読み手は、さまざまな読み方をします。重要なところだけ丹念に読んだり、全体を通してサッと流したりするなど、使える時間の長さや自分にとっての重要度などによって読み方を変化させるものです。そこでコマメに小見出しを付ければ、その部分をどのくらい丹念に読めばよいのかを瞬時に判断することができます。特に大切なところは本文をゆっくり読むでしょうし、そうでない部分は小見出しを見たうえで全体をサッと流す読み方になると思います。読む側がそういったコントロールが出来るということも、文章の大切なポイントだと思います。

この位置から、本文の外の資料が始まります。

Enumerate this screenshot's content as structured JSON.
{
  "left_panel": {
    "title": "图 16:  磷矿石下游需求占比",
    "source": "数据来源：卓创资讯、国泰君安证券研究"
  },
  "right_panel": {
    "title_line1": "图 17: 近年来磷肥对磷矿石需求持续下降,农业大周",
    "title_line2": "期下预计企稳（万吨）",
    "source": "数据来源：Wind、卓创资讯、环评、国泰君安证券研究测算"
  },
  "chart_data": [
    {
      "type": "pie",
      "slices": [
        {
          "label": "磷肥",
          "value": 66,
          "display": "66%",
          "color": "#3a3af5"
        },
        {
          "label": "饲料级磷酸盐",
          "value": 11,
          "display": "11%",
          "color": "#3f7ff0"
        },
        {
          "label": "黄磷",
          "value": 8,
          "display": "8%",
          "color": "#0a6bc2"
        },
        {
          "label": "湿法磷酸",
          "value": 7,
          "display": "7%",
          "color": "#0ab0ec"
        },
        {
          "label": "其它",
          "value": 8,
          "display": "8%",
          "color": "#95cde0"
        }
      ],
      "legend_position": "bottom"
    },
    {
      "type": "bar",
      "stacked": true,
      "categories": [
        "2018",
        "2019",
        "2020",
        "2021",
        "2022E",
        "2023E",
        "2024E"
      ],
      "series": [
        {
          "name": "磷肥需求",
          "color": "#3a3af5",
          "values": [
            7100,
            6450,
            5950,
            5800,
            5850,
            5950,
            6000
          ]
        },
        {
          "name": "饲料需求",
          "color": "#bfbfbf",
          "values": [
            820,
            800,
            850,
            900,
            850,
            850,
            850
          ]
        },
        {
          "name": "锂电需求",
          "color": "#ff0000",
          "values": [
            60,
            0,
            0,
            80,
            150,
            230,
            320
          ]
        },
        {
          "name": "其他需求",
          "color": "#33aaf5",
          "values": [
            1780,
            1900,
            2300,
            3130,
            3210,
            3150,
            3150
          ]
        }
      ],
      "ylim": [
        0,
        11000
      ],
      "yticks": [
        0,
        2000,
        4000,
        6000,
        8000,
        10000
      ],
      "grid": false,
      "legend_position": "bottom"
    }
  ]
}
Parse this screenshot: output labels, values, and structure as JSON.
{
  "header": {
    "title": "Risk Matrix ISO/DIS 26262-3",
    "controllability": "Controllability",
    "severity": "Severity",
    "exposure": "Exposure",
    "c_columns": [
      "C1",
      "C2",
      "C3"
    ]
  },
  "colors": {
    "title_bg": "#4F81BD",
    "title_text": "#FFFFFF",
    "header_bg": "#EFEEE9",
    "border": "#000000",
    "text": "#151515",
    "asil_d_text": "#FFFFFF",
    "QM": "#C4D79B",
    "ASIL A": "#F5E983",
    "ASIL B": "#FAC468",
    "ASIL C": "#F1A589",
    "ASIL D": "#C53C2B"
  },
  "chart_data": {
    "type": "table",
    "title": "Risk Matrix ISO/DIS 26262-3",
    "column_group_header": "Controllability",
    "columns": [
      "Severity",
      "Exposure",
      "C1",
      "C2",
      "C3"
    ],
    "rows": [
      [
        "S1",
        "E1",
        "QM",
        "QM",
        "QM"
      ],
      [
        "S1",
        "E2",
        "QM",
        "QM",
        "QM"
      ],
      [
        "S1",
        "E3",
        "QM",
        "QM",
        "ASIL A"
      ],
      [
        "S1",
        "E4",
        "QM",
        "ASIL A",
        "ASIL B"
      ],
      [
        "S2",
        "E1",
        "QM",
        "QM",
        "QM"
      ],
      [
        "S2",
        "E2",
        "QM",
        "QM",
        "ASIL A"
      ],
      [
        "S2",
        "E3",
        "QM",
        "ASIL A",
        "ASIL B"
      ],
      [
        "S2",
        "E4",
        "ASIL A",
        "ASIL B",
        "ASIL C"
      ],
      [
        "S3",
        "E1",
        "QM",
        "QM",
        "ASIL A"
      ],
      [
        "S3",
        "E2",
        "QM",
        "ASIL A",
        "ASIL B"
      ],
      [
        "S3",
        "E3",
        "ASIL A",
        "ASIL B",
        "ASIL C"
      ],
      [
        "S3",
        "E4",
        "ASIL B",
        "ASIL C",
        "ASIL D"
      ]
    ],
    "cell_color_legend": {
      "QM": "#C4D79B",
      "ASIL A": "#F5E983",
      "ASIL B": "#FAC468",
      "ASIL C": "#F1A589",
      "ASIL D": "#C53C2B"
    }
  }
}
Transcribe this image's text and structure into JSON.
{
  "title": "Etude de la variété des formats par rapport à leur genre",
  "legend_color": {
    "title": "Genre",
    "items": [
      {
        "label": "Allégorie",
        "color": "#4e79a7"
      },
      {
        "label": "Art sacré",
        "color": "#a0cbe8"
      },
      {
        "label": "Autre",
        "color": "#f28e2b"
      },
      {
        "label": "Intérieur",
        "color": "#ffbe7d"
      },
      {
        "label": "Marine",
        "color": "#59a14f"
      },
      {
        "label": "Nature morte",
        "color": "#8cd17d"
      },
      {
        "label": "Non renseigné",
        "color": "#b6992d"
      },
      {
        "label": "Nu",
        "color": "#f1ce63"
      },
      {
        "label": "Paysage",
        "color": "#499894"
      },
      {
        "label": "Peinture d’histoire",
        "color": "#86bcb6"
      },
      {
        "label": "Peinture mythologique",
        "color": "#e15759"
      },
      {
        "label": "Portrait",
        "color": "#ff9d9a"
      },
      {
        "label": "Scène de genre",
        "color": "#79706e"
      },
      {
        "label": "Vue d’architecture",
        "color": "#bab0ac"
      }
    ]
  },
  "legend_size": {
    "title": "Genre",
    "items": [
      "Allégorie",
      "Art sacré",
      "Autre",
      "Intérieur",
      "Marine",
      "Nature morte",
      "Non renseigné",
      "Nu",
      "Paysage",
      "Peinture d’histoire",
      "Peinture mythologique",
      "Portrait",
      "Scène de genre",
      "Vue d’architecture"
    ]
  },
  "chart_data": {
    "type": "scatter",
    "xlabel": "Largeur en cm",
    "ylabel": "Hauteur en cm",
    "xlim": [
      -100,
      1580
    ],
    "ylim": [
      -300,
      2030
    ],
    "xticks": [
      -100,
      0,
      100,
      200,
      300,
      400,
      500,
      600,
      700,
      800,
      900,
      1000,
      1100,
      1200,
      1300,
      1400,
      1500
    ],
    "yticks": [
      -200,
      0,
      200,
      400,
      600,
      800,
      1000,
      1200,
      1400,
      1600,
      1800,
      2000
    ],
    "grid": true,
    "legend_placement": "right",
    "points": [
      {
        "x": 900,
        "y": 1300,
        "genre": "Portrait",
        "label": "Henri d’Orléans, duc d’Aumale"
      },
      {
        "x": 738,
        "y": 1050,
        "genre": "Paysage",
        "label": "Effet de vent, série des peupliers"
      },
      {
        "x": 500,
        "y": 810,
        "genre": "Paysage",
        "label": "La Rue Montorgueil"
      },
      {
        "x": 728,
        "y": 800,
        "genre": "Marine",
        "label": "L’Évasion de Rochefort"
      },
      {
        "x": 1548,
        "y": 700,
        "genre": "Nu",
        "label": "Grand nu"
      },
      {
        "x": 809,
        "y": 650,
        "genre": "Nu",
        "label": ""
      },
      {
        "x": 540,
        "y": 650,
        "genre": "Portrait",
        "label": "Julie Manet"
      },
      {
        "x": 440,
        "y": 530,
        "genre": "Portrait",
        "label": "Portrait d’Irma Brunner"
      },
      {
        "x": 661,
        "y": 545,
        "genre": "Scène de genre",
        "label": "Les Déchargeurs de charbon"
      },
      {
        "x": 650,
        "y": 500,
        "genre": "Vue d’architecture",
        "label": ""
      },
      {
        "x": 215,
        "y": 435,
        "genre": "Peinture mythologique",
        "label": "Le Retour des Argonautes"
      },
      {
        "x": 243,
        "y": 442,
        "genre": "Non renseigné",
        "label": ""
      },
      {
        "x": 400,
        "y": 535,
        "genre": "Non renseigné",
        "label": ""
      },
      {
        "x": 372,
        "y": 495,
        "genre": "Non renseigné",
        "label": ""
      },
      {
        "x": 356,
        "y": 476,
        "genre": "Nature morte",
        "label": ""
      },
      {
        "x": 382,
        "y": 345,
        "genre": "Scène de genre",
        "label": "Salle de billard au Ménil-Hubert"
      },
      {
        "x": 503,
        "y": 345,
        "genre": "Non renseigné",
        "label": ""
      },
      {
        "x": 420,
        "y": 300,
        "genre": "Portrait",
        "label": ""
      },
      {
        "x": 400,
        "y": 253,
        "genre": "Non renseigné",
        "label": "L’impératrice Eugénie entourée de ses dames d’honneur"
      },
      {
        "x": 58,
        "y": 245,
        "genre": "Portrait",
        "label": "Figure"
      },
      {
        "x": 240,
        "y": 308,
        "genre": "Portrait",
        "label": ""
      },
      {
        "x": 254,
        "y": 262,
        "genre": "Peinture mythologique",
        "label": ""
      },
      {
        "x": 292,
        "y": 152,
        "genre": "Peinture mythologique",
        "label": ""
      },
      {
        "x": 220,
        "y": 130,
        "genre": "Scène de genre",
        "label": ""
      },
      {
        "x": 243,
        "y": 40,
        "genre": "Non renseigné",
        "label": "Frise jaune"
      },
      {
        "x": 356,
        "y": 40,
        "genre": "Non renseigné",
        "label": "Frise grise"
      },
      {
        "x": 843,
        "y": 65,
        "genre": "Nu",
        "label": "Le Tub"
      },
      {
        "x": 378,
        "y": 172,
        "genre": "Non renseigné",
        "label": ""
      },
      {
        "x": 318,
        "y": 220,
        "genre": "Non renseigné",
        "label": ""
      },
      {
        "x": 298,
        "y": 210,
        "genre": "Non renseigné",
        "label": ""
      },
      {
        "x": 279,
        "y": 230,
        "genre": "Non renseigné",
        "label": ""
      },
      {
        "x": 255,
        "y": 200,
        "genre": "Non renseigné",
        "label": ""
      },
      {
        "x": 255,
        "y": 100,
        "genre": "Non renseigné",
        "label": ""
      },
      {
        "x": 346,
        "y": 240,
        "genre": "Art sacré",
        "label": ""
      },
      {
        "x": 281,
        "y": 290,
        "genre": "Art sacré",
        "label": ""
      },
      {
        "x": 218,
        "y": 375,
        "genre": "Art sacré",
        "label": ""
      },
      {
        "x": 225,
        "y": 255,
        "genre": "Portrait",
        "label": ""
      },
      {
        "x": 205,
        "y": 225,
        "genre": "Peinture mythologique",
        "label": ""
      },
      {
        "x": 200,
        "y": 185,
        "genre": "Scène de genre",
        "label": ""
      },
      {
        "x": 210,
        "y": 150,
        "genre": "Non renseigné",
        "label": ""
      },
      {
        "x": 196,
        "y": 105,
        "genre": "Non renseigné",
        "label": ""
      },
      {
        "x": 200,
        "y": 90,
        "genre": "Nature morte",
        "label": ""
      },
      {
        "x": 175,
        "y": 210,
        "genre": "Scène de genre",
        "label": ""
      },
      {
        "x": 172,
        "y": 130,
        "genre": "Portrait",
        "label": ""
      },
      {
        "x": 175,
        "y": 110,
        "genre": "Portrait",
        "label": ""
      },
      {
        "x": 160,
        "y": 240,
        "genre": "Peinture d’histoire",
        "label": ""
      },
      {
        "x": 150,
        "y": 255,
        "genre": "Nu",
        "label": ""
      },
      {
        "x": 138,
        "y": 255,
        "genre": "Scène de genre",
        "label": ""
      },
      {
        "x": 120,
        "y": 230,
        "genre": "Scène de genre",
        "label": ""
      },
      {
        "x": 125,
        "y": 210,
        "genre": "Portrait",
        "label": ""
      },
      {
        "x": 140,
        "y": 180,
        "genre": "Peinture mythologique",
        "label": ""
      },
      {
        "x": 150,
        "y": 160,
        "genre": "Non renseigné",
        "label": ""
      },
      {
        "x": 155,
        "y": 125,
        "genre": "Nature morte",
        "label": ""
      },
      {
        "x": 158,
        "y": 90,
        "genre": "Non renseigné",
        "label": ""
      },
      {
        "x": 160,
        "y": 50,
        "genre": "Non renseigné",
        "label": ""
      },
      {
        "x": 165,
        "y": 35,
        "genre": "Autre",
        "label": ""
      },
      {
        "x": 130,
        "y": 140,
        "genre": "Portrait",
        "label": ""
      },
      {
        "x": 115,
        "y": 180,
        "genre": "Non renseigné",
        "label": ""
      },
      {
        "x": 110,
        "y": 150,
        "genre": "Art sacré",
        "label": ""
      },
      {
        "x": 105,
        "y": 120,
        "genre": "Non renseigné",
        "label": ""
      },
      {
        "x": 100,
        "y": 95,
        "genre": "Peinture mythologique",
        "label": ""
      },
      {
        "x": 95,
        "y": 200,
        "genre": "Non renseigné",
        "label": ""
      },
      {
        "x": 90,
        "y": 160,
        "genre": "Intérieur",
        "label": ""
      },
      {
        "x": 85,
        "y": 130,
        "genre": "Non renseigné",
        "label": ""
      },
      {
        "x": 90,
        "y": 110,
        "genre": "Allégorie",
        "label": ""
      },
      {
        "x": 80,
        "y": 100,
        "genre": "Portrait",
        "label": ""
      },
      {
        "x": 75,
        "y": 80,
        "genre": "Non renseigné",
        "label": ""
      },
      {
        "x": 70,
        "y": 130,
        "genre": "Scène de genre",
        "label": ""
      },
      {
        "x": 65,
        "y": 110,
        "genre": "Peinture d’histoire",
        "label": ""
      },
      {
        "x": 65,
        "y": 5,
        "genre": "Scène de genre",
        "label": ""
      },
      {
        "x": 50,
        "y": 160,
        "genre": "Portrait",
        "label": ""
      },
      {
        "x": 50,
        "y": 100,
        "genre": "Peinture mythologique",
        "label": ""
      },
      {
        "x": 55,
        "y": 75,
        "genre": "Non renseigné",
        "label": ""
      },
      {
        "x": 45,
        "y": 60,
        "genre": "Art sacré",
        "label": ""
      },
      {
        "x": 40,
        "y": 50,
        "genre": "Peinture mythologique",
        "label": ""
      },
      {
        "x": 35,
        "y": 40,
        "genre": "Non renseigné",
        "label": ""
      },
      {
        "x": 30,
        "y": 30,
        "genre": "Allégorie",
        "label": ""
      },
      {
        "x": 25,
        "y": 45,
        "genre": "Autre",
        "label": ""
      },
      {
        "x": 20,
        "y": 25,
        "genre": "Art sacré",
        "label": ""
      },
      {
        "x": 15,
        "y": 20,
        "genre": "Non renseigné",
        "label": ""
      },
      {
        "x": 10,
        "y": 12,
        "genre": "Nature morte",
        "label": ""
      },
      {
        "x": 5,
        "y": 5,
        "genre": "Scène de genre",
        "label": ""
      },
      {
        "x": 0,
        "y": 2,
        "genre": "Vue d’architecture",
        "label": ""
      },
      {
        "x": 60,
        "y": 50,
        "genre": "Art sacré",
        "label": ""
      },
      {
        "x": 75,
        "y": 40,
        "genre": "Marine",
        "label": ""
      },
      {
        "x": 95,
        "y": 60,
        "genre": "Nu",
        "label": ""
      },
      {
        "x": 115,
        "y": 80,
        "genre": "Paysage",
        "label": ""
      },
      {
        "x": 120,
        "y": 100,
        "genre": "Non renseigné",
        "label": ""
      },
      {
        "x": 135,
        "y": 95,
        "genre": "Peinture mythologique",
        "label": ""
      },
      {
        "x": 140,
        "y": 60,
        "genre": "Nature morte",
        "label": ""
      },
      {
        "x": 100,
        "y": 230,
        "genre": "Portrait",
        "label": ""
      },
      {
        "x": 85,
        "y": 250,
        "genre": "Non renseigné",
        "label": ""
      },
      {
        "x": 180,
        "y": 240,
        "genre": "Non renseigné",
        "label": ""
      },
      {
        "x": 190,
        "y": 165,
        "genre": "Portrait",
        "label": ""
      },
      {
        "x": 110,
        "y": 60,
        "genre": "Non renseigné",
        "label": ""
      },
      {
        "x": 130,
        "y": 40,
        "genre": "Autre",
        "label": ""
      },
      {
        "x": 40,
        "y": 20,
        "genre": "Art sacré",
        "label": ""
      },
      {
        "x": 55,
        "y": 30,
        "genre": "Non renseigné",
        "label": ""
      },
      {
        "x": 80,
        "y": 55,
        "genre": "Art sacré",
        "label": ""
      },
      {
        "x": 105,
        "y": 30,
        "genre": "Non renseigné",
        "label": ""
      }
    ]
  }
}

注意点としては、小見出しを本文にしないことです。例えば、小見出しを「〇〇市が活性化することは可能か」とした場合、本文を「私は可能だと思う」などとすれば、小見出しが本文の一部のようになっています。しかし、小見出しはあくまでもタイトルで、本文ではありません。ここでは、「〇〇市が活性化することは可能か」という小見出しを付けた場合、本文は繰り返しになりますが次のように書き始めることが必要と思います。「これまで、〇〇について述べてきた。そこで、次に〇〇市が活性化することは可能かどうかを考えていきたい。私は、可能だと思う」。このように書くことで、本文は本文として独立して成立するものとなります。
もう1つメリットを述べたいと思います。それは、書く側のマイルストーンにしやすいということです。数万文字単位の長い文章を書く場合、一気に書き進めることは困難です。少しずつ書いていくことの積み重ねが最後に1つの文章として出来上がる形になります。そして、その積み重ねとは細かい1つ1つの単位として扱うことにより、文章を書く際の区切りにもなるのです。例えば、3万字の文章を書こうとすると、1000字で1つの小見出しをつければ、それを30個作ることで3万字に到達します。そこで、30個の小見出しのうち3個できれば6分の1が進んだことになりますし、10個できれば3分の1進んだことになります。ちょうどマラソンの5キロ地点、10キロ地点…といったような区切りです。小見出しを付けることによって、書く側にも進捗がが見やすくなるというメリットがあります。
このように、特に長い文章を書く場合は小見出しをこまめにつけておくことをオススメします。